Just as the pundits predicted, another of the low-end PC assemblers has closed down in the wake of PC General going into receivership.
Christchurch-based PC assembler Lowe Technology Services (LTS) has closed down just one week after PC General shut its doors.
Computerworld understands LTS was forced to close after components supplier Insite Technology called in a debenture it was holding over the company. Following PC General’s closure IDC general manager Graham Penn said: “Small PC manufacturers are going to be driven out unless they can find a niche or a reason for being in the market. They won’t be able to compete purely on price.”
However, the closure of LTS is fuelling speculation that component suppliers, made nervous by PC General’s shut-down, might start calling in debts and putting pressure on the smaller players in the local assembly industry. Some players are fearing a domino effect.

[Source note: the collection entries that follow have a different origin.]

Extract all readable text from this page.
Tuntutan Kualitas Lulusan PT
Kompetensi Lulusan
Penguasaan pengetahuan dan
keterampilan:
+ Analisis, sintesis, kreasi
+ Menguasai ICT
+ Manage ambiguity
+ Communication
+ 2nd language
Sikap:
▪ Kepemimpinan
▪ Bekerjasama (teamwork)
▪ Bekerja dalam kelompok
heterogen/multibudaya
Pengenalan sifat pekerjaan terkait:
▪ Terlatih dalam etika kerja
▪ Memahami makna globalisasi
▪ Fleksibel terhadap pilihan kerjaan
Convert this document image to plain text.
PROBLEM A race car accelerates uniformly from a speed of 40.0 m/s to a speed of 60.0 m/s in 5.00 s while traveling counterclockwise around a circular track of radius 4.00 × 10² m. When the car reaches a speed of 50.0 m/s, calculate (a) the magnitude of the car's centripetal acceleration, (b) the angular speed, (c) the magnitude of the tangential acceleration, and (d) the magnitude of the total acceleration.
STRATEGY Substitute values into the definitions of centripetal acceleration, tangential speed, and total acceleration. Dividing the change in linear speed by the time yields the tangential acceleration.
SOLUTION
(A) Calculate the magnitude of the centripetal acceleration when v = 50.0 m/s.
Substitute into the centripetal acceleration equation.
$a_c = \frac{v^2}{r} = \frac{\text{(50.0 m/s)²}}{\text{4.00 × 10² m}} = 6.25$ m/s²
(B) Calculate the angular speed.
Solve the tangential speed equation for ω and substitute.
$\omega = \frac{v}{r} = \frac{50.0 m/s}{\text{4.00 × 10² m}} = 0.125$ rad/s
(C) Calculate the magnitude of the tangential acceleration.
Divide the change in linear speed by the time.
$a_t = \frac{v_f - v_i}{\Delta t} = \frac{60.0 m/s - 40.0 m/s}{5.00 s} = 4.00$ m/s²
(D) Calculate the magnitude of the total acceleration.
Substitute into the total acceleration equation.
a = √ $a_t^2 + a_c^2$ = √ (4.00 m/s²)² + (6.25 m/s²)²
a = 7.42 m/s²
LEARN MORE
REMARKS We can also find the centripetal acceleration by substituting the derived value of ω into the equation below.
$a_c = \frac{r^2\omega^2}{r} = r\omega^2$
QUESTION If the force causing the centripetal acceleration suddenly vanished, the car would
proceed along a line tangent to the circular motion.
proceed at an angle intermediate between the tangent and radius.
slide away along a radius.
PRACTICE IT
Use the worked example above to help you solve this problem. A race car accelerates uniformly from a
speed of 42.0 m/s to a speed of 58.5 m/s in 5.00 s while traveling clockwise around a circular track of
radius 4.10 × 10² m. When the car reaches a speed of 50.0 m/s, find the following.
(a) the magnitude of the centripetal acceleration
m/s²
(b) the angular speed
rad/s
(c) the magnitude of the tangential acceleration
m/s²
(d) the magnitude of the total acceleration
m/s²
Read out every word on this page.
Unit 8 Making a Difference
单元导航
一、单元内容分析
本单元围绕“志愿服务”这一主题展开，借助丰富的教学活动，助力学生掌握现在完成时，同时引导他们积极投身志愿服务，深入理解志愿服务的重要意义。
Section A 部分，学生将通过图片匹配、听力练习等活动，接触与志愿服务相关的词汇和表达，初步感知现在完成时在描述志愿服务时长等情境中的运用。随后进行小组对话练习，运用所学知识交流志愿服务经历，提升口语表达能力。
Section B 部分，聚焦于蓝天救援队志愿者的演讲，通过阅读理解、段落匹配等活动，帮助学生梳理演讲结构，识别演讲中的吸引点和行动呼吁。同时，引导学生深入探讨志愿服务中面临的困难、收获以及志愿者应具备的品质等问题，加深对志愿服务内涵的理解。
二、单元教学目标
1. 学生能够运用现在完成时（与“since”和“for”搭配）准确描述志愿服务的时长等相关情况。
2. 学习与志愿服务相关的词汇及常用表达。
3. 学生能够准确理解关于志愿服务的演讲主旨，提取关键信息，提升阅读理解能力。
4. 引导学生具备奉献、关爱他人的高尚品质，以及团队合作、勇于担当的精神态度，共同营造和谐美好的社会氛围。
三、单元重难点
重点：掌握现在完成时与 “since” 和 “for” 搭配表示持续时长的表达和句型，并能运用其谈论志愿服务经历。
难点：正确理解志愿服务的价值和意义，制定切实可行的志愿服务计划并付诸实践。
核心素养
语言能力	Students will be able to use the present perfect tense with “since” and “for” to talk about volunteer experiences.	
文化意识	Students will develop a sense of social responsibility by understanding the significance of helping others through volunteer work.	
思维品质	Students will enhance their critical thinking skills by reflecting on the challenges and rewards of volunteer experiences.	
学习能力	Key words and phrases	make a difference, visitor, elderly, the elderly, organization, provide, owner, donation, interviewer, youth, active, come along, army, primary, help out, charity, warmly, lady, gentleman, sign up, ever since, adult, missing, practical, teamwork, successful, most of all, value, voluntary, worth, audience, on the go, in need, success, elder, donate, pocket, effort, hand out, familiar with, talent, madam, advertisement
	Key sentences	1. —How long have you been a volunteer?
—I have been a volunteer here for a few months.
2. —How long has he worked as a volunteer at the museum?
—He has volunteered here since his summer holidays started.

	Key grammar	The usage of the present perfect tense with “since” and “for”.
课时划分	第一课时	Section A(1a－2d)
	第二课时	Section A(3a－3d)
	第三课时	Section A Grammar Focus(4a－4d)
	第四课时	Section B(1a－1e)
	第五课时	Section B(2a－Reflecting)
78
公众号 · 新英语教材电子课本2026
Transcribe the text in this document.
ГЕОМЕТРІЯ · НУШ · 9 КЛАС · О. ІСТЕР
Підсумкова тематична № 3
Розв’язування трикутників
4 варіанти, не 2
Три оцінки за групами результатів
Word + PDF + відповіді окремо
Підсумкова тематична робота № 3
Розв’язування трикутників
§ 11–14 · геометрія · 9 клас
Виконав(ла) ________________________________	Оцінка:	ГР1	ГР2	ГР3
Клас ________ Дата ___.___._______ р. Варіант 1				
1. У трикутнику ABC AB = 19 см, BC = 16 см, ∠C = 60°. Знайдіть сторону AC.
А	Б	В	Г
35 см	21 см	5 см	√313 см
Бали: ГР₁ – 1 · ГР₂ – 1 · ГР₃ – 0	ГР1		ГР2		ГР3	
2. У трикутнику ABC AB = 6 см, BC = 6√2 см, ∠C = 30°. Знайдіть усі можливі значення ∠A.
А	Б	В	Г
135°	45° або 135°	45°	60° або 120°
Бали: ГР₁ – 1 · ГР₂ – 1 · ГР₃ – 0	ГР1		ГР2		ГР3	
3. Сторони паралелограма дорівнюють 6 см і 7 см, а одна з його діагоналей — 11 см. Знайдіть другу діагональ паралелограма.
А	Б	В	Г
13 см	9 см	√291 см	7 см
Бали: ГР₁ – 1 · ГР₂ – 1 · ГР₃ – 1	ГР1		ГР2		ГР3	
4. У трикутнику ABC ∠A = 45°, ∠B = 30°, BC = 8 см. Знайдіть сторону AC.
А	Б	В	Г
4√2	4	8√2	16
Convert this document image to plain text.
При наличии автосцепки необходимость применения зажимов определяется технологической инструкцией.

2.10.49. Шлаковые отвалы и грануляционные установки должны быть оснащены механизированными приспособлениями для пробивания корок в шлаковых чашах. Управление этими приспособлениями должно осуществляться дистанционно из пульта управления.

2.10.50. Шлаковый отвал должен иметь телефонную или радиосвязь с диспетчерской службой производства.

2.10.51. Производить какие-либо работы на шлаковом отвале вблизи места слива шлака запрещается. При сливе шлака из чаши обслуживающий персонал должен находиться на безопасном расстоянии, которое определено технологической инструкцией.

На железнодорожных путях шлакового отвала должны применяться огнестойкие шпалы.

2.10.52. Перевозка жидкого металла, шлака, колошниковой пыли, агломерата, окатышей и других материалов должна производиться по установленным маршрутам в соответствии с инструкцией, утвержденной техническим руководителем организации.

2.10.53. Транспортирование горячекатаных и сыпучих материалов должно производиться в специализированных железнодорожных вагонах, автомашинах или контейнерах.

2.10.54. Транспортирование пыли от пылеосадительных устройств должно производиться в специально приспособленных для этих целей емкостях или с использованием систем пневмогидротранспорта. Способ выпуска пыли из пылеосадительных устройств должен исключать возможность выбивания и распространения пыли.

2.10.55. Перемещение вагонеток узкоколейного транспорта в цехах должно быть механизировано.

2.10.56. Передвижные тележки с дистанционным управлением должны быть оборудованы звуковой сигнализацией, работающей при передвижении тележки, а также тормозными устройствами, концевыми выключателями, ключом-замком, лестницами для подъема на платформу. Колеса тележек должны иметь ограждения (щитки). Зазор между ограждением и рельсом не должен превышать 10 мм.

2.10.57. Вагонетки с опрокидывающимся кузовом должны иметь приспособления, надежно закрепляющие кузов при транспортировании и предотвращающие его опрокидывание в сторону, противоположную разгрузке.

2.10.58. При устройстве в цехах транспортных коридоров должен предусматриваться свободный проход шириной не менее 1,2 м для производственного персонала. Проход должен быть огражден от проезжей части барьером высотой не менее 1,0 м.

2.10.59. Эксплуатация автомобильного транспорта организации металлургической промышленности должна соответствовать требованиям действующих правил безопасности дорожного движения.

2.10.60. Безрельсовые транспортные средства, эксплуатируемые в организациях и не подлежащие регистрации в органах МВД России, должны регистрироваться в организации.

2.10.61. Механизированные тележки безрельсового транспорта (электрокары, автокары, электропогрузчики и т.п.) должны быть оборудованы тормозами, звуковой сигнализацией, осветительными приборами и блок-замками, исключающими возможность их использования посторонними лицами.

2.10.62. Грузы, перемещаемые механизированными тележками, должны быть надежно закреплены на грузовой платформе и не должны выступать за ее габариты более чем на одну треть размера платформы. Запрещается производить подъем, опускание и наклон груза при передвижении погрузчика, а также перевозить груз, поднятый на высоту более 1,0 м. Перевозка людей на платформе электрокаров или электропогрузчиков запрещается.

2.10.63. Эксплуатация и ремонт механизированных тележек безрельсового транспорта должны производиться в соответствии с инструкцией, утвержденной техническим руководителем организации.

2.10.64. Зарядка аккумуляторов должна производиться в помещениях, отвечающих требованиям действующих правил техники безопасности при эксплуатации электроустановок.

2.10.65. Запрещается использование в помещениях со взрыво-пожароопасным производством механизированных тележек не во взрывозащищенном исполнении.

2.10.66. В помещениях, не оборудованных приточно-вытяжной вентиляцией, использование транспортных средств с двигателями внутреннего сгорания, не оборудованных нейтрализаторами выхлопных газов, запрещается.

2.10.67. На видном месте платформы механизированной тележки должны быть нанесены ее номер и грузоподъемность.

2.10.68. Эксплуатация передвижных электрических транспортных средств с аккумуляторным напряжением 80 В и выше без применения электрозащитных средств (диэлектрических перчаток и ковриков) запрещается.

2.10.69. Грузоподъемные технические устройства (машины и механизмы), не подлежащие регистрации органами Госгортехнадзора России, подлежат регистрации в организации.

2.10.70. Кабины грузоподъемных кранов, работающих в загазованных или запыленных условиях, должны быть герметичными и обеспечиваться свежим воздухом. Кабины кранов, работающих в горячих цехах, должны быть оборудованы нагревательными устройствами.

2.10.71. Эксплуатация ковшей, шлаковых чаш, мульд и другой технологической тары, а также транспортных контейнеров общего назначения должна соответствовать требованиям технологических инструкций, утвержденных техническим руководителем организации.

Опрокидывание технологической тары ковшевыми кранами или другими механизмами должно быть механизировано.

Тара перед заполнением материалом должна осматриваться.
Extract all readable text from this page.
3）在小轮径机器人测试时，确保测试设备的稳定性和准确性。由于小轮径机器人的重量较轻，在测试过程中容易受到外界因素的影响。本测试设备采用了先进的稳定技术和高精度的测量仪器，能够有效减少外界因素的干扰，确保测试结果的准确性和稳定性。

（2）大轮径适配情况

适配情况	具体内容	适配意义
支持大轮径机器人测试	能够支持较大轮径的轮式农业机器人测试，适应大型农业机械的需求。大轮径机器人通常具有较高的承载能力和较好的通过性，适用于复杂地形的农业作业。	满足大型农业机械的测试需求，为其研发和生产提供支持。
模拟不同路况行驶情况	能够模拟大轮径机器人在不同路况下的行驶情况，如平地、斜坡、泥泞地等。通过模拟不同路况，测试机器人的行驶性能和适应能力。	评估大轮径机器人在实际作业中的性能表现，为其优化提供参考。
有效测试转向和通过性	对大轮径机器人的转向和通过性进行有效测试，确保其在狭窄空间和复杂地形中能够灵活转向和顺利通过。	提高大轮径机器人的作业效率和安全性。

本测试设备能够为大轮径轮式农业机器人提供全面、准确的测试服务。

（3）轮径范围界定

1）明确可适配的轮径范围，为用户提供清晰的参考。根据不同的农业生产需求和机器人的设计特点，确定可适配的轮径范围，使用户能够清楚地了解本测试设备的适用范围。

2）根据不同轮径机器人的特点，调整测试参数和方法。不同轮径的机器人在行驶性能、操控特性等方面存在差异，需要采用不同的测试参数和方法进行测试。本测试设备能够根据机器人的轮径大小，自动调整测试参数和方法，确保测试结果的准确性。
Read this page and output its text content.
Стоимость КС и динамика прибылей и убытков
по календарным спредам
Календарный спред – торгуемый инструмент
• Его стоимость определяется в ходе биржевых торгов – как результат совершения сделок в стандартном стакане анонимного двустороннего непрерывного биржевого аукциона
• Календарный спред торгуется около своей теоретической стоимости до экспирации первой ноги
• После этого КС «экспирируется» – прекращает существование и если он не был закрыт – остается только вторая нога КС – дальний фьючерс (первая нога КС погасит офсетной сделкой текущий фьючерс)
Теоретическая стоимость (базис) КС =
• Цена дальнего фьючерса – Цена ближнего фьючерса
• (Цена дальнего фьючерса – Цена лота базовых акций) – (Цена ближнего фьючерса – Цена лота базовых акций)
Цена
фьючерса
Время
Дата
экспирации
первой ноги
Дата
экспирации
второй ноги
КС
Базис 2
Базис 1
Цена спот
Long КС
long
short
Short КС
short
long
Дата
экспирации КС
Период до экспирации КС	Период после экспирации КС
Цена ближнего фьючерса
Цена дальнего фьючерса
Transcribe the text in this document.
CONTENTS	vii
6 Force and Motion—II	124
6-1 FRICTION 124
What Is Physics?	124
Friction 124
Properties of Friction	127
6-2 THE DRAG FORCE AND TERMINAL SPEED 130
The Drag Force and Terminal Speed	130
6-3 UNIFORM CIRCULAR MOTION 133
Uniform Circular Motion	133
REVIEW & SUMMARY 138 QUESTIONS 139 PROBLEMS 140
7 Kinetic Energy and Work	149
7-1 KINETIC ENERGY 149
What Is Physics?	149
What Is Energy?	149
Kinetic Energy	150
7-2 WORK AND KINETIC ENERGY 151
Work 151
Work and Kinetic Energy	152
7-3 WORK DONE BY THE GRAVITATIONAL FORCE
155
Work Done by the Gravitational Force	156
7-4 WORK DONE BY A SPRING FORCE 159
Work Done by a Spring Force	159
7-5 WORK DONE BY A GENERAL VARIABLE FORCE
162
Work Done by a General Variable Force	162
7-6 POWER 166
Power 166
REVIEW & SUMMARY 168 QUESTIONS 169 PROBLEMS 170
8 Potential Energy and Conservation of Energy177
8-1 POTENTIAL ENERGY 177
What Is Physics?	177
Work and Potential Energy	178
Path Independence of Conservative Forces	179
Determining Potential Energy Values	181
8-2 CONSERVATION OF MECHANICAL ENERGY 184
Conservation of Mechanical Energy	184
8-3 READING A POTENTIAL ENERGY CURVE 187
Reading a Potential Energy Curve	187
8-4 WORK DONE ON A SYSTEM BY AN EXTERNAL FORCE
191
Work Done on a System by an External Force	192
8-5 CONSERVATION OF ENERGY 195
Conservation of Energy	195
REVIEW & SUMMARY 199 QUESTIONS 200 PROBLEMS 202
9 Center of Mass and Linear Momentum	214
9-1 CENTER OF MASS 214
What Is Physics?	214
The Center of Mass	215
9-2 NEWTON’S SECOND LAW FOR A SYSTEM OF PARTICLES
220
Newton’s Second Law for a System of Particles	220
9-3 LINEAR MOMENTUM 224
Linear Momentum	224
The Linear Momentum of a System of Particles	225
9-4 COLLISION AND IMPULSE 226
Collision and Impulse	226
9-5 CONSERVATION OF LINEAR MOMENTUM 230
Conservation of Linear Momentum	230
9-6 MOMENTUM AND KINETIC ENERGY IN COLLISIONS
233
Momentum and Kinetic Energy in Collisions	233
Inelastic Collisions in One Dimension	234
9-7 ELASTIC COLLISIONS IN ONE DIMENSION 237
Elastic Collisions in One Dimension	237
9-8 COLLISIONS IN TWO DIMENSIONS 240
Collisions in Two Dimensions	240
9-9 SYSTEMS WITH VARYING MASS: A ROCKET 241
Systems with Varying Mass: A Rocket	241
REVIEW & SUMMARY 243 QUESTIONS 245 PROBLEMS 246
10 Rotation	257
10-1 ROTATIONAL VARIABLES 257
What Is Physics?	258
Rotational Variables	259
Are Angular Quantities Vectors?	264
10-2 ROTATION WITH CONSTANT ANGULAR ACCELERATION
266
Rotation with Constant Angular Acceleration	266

But component suppliers Computerworld spoke to disagreed and backed Penn’s comments. One anonymous source says he believes both PC General and LTS were competing at a tough end of the market and had nothing to differentiate themselves. “As I understand it, the creditors involved in each case were quite different. I don’t think there will be a knee-jerk reaction by the suppliers.”
PC Direct marketing manager Richard Moss predicts niche players will be the ones that survive. “They’ll be there because they have a genuine market, and then really it’s up to the big players. I would say the top seven or eight today will basically just expand their market share at the expense of the smaller people because of the economies of scale and pricing structures.”
Moss’s views about the big players dominating seem to be backed up by IDC figures showing Compaq has reached number one in the retail market for the first time. Moss says that unless companies have something to offer the customers, their chances of survival are almost nil.
He says January is crunch time. Turn-over is low and stock bought for Christmas is being paid off. “I think you’ll see a lot more companies going under at that time.”
Christmas spending is an important factor, and last year was shaky until about the end of November, partly because of uncertainty over the government. Moss says it was a good period in the end. He says he hears from others in the retail industry that it is quiet. “Retail out there is pretty tough at the moment, as we’re seeing in other industries as well.”
Moss says PC Direct tries to split its business 50-50 between the corporate and consumer markets, but PC General’s was primarily a retail-based company. He says it’s easy to get into the computer market. “The barriers for entry are very low. It doesn’t take much to source a motherboard from somewhere, a video card from somewhere, buy a processor, a hard drive throw it all together, buy the operating system and make a system.
“Where a lot of people get caught is they see the money up front but not the service and support that goes behind the product — especially in the retail market.”
Moss says if you sell 100 PCs in the retail market, you’ve got 100 PCs to support, whereas in the corporate organisation, people are better skilled and there is one skilled point of contact. He doesn’t know if that’s a trap that PC General fell into.
This year saw the entry of Gateway 2000 into New Zealand, although it’s hard to say how much an impact it has had. Moss says he hasn’t seen much of Gateway. He says businesses like PC General failing doesn’t help when it comes to customers choosing who they will buy from. “We’ve had more questions in the past week from retail customers asking about the stability of PC Direct.”
PC Direct is part of the Blue Star group, owned by US Office Products.